A broken shovel? Don't throw it away--turn it into garden art!
This year's theme of "Chicago in Bloom" was carried out in much more subtle ways than in past years, when exhibitors often were more imaginative in bringing out the theme. This display was more elaborate than most of the others with a replica of the Chicago "L" perched above the plantings. In the background you can see another exhibit, this one created by the Chicago High School for Agricultural Sciences.
The Chicago School for Ag Sciences is a magnet high school located on the South Side of the city. I didn't take many photos of their exhibit other than this display of plants and cute ideas for planters. But their exhibit is always impressive, and this year was no exception.
The exhibit is manned by students from the high school, and we talked to a very articulate senior who explained the school's mission and curriculum. He also explained that the hundreds of plants on display would be taken back to their greenhouse and would be sold later to provide funding for their studies. Chicago City Schools often take a bad rap, but this high school's students show that this public school system is also doing something right.

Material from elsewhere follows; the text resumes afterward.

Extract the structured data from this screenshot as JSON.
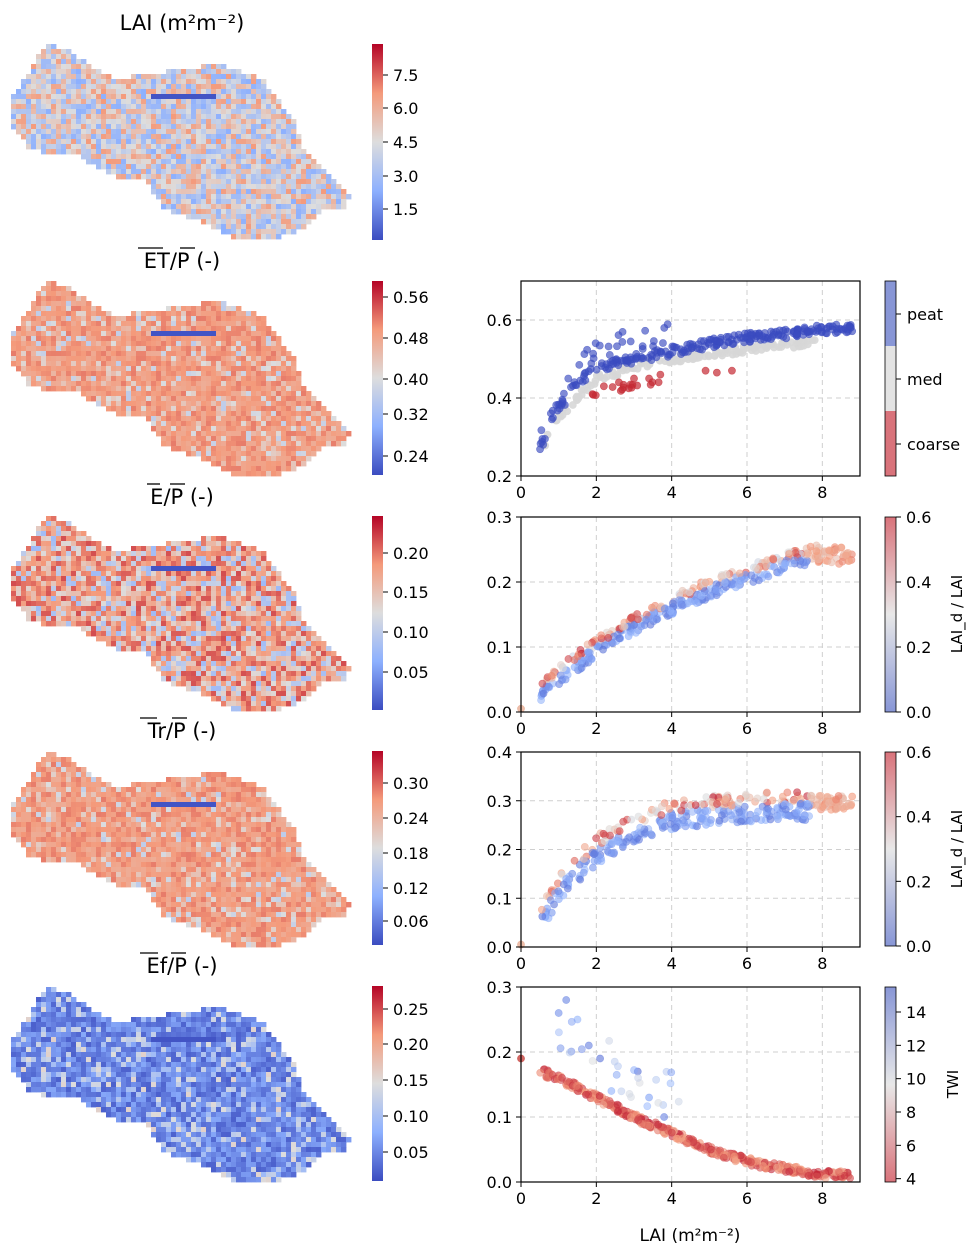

Celebrating the city of Chicago in this year's theme wouldn't be complete without a tribute to the World Champion Chicago Cubs, a simple display of hundreds of chrysanthemum blooms. You know I would have to take picture of this:) And because I like saying it so much, I'll just repeat that--the World Series Champs Chicago Cubs.
Ok, back to flowers--another simple water feature with a pot I just loved.

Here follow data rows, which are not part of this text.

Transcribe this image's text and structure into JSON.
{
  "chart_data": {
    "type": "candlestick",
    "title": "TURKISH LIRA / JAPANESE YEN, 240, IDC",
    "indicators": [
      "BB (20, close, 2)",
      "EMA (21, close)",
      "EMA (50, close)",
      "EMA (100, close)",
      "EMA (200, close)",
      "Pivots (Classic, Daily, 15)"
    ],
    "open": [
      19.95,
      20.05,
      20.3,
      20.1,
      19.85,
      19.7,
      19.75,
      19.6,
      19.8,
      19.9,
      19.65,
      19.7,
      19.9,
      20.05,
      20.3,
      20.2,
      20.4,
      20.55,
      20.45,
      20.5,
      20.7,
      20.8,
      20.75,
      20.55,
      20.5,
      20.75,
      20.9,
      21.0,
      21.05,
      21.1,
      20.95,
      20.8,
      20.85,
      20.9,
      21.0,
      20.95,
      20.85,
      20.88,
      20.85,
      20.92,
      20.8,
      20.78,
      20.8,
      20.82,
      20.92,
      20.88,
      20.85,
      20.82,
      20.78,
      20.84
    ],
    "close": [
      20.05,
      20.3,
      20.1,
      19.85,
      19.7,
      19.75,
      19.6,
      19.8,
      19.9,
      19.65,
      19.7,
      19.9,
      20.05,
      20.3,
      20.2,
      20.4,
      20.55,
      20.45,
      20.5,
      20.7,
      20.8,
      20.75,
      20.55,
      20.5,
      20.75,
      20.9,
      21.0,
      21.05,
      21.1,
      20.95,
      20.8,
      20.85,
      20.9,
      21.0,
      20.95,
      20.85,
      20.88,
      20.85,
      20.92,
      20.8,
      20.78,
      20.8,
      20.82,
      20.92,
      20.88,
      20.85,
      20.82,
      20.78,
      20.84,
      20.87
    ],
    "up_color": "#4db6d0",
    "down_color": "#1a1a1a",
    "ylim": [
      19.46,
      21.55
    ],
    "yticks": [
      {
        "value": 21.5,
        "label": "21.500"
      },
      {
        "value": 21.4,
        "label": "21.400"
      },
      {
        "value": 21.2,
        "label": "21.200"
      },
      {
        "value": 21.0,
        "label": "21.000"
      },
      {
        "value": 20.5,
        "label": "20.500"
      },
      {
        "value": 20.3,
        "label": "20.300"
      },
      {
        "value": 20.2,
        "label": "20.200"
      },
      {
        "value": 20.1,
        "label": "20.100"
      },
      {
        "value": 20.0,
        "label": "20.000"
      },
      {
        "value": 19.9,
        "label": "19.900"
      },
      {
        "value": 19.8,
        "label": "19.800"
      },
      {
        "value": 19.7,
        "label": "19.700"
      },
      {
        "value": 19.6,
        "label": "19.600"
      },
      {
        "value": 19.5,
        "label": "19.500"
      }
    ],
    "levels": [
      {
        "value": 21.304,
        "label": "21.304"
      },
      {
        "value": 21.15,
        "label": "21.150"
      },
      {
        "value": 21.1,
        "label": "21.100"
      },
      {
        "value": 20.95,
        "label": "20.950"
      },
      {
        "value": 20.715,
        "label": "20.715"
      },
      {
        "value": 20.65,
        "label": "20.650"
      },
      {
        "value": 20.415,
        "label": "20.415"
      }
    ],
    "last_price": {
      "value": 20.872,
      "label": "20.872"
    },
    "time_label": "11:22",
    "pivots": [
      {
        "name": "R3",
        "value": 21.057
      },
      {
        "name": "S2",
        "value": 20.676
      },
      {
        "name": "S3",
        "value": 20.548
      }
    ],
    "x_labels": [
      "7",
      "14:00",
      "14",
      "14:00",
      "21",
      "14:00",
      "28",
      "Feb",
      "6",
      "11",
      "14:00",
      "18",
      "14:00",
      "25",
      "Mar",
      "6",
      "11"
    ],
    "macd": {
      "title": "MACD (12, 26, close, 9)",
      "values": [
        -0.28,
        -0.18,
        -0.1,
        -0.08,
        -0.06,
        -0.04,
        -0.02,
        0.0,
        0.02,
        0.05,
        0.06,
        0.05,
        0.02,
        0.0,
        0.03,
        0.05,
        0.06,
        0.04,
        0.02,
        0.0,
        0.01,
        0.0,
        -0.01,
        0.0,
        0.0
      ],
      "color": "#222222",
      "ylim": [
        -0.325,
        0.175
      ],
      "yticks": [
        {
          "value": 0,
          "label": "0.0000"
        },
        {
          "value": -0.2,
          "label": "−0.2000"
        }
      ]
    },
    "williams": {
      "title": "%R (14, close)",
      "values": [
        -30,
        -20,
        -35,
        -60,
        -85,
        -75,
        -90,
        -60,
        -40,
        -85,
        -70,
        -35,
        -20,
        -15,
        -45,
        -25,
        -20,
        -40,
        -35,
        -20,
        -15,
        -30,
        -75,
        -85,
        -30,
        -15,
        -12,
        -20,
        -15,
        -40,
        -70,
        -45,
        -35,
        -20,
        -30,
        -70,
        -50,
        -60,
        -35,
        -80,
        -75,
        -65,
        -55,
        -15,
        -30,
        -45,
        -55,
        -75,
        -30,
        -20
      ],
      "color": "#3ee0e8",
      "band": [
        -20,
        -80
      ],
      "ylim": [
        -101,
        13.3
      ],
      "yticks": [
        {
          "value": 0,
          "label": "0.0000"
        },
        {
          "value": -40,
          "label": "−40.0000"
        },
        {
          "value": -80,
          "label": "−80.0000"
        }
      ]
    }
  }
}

|One example of the Tablescapes exhibit, an annual exhibit at the show.|
The Chicago show has become much more downscaled than six or seven years ago when Beckie and I first started attending. The exhibits are much smaller and less elaborate than they were back then, and we were disappointed that one of the usual exhibitors wasn't there, a suburban nursery that specializes in unusual conifers. We were also disappointed that we didn't see an exhibit this year by the Women's Journeys in Fiber, who in the past have created some interesting and creative works in fiber revolving around a theme, including one year in hats and another in shoes. But when I looked again at the booklet on our way home, I discovered that there had indeed been an exhibit. I'm not sure how we missed it, but it must have been smaller than usual or we surely would have seen it.
Still, despite the shortcomings, we thoroughly enjoyed ourselves and finished our afternoon visiting the many vendors' booths. I've learned to ignore the massage chairs, the miracle face creams, and anything non-related to gardening. But I did make a few purchases; besides the tulips and other bulbs, I was happy to find a booth for the Seed Keeper company where I bought some burlap "girdles" for planters as well as some of Annie Haven's Moo Poo Tea. I can't wait to try both in the garden this year.

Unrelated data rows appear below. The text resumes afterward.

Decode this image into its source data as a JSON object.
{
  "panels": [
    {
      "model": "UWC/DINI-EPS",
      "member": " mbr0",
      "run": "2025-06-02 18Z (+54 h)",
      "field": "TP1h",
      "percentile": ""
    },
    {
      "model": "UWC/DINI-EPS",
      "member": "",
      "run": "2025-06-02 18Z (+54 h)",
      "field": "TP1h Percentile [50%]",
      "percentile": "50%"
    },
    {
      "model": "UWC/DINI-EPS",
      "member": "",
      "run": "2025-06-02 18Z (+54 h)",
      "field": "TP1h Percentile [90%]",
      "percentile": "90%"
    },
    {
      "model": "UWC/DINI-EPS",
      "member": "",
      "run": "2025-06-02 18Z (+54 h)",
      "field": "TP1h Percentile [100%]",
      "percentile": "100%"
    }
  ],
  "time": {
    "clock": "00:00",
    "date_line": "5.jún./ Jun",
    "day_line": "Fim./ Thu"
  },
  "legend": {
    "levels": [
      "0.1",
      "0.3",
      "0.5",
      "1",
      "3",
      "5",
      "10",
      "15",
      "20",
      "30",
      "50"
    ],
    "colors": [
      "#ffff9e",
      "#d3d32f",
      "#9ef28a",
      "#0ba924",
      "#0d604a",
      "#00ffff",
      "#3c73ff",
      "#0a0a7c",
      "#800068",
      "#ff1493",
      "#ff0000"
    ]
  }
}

Besides enjoying the show, I always enjoy a trip to the "big city," and we couldn't have picked a more beautiful day. Temperatures were in the 70's, and there were throngs of people walking down Navy Pier. We took a few breaks from walking around the Exhibit Hall to sit outside and enjoy the sunshine and marveled at the number of people there. I'm not sure if people were simply enjoying the first truly spring day in the city, but I am pretty sure that most people in Chicago had taken this day off work:)
A beautiful spring day, garden inspirations, and time spent with my best friend--what more could you ask for?!